You can **join** two tables **on** a specific column (or columns)  
Rows that has the same value (or _key_) in that column will be combined  

In [None]:
left = pd.DataFrame({"key": ["K0", "K1", "K2", "K3"],
                     "A": ["A0", "A1", "A2", "A3"],
                     "B": ["B0", "B1", "B2", "B3"],})

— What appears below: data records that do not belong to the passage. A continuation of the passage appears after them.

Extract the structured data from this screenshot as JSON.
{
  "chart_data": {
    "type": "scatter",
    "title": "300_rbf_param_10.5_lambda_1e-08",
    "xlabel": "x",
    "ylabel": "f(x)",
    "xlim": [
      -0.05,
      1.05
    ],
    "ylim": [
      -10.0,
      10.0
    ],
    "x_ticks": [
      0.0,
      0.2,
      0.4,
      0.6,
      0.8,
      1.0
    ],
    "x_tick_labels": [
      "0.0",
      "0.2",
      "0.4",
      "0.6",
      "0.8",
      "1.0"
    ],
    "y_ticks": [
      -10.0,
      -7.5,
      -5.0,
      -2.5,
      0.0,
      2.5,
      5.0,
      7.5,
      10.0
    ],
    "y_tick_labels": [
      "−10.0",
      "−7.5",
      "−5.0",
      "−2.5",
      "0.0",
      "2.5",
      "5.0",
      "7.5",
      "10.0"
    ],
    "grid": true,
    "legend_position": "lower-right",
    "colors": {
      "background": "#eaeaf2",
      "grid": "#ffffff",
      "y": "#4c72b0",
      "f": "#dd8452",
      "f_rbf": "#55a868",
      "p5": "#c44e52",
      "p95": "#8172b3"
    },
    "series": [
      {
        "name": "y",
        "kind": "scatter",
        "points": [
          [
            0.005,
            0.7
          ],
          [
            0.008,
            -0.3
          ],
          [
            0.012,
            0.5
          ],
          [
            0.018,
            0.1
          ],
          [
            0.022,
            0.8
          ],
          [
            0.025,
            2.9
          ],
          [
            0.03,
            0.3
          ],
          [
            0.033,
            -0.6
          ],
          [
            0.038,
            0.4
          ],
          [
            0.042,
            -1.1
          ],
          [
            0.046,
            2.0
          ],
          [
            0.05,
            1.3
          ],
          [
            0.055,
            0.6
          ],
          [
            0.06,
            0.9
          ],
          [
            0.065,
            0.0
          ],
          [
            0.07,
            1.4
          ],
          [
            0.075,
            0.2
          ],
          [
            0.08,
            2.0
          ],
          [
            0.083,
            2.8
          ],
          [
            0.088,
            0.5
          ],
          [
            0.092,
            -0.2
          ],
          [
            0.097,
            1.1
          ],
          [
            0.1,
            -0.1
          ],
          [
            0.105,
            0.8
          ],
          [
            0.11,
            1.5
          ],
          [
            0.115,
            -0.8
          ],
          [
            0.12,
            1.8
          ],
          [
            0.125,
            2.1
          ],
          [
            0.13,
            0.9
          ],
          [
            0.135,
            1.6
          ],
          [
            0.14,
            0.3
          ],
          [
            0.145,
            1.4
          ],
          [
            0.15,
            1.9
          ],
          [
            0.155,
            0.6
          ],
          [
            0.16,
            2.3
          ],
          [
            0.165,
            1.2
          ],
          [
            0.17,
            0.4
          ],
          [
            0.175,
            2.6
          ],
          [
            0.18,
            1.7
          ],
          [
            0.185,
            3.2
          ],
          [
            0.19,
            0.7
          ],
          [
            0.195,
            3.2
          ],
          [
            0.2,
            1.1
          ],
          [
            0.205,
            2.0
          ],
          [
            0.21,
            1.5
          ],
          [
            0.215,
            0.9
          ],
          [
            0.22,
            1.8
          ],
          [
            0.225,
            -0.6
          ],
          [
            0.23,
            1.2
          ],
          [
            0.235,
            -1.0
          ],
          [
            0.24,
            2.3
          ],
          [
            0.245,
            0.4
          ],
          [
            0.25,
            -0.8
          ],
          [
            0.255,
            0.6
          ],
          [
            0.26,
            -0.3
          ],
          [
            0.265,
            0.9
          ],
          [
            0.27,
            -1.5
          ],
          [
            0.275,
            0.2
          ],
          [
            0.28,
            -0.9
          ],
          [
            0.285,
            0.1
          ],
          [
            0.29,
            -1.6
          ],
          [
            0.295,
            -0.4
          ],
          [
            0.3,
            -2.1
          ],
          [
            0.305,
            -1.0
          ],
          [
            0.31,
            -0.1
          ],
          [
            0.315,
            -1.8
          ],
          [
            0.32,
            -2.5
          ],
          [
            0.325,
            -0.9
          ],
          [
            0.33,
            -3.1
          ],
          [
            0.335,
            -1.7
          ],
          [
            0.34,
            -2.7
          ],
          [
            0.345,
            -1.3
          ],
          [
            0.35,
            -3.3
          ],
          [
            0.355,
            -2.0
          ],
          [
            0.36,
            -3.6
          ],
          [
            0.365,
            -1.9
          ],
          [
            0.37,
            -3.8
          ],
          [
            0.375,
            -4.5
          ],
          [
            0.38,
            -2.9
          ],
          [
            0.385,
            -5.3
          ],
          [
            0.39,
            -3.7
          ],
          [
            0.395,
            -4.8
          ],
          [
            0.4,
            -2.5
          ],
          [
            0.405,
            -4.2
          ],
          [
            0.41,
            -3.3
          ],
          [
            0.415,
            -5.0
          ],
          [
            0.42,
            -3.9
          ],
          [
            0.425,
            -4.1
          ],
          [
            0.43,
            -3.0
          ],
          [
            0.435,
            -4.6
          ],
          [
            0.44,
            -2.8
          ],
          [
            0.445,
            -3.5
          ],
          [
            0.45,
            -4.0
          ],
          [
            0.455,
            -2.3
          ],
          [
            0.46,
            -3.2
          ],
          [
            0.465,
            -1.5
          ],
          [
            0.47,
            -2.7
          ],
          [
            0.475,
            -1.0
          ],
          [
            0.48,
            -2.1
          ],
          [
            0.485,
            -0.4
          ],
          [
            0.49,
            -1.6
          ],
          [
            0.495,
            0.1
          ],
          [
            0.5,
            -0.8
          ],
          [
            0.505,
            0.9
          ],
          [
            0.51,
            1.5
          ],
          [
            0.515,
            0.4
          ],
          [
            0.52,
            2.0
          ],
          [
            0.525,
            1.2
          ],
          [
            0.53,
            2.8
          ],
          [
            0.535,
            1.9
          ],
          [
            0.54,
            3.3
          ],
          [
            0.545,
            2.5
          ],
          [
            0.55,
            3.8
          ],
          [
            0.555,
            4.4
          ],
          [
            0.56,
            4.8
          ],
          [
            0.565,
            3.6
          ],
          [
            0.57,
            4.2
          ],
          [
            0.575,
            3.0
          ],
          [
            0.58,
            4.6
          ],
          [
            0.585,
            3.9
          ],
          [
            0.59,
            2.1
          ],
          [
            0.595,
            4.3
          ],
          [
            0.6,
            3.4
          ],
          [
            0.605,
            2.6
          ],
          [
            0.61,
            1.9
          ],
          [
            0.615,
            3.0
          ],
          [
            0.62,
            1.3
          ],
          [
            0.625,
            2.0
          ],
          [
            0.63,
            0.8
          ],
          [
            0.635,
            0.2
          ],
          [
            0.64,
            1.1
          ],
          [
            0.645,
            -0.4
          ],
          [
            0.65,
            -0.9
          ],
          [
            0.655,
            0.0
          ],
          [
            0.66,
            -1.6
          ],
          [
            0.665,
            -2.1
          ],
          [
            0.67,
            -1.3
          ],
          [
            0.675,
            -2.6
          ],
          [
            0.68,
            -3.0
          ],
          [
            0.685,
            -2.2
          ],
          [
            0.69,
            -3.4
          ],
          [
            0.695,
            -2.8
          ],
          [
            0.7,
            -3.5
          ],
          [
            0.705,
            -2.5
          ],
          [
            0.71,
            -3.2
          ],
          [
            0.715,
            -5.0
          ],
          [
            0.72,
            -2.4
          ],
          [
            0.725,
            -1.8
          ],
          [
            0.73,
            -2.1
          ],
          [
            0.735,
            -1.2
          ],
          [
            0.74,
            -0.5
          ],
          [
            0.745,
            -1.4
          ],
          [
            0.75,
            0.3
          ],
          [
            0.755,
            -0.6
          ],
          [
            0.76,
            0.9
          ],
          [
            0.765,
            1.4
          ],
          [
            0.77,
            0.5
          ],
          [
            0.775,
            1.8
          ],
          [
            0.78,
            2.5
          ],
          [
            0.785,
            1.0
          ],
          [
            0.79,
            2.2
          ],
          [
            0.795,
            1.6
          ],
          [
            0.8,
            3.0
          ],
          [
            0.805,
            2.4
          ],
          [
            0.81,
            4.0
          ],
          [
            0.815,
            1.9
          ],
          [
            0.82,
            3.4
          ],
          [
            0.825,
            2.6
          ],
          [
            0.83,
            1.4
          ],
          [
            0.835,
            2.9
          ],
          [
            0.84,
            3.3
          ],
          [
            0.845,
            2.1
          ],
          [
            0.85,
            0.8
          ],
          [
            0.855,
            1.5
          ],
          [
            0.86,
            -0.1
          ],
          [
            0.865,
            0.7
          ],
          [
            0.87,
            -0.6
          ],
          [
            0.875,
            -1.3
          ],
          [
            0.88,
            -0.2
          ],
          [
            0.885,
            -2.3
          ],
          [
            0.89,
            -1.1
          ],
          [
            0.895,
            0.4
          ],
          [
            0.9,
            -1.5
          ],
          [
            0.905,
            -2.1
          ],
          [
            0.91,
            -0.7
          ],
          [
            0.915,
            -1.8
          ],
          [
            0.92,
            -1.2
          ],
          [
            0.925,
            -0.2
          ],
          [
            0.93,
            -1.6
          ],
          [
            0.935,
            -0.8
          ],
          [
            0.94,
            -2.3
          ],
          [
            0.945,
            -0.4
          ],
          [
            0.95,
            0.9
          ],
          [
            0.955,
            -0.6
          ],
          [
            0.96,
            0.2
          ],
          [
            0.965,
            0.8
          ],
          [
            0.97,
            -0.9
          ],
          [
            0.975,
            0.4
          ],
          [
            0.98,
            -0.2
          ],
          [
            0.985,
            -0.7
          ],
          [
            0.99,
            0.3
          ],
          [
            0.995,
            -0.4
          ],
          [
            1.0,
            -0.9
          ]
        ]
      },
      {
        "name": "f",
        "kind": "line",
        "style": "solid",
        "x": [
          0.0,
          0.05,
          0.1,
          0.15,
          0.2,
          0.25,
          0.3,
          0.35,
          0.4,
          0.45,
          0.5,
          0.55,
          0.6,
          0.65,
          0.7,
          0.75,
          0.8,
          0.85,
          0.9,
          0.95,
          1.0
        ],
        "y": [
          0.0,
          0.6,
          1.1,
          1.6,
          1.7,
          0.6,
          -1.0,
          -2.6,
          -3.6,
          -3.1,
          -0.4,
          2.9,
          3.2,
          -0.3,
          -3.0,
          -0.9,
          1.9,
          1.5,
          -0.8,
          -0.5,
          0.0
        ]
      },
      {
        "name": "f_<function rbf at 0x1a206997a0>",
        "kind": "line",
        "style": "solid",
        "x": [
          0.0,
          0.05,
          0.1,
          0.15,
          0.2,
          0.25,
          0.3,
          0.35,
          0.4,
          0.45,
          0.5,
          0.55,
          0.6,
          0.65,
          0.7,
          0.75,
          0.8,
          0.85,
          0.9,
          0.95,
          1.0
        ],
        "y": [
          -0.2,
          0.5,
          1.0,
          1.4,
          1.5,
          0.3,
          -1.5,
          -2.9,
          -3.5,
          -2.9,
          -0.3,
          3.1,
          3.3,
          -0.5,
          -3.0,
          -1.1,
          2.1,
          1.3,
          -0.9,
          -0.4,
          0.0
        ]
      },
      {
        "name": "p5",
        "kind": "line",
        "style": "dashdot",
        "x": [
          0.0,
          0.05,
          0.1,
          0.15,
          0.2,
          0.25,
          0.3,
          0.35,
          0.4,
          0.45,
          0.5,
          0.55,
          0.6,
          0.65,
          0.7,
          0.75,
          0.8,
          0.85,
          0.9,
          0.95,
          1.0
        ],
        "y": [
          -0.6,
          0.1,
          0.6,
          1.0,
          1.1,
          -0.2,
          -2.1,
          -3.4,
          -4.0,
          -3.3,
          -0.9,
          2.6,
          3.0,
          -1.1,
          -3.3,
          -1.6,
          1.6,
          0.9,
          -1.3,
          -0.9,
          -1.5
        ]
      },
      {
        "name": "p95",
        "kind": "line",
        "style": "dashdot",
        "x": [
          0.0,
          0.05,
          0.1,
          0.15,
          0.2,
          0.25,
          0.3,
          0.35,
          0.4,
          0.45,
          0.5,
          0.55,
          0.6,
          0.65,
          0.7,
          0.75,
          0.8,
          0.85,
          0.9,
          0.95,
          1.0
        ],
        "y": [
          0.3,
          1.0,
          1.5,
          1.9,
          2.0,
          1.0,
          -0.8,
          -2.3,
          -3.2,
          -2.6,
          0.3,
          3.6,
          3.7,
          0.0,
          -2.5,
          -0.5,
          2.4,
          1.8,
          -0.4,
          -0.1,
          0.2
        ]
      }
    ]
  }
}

right = pd.DataFrame({"key": [ "K1", "K2", "K4"],
                      "C": ["C1", "C2", "C4"],
                      "D": ["D1", "D2", "D4"],})

In [None]:
left

In [None]:
right

## Inner join

Key must exist in both tables

In [None]:
pd.merge(left,right,on='key',how='inner')

## Outer join

Key can exist in either table

In [None]:
pd.merge(left,right,on='key',how='outer')

# Left (right) join

Key must exist in left (right) table

In [None]:
pd.merge(left, right, on='key', how='left')

In [None]:
pd.merge(left, right, on='key', how='right')

## Questions

Download: https://mscbio2025-2024.github.io/files/SPARCS_2014_compressed.csv.gz

* How many data records are there?  
* How many coronary bypasses are there?  
* What is the average cost? Standard deviation?  
* What is the most common diagnosis that leads to a coronary bypass?  
* What percent of people with that diagnosis get a coronary bypass?  
* What are the facilities whose average cost for this operation is in the top 10%? Bottom 10%?  
* How correlated is the length of stay to the cost?  
* Is the percentage of people who go to these facilities with the most common diagnosis and receive a coronary bypass significantly different between these two groups?  
* What about knee replacements?  
* How well can a decision tree predict the cost of the operation?  What are the most important features?  

[**Answers**](emr_project.ipynb)

## For next time

Python packages for sequence analysis.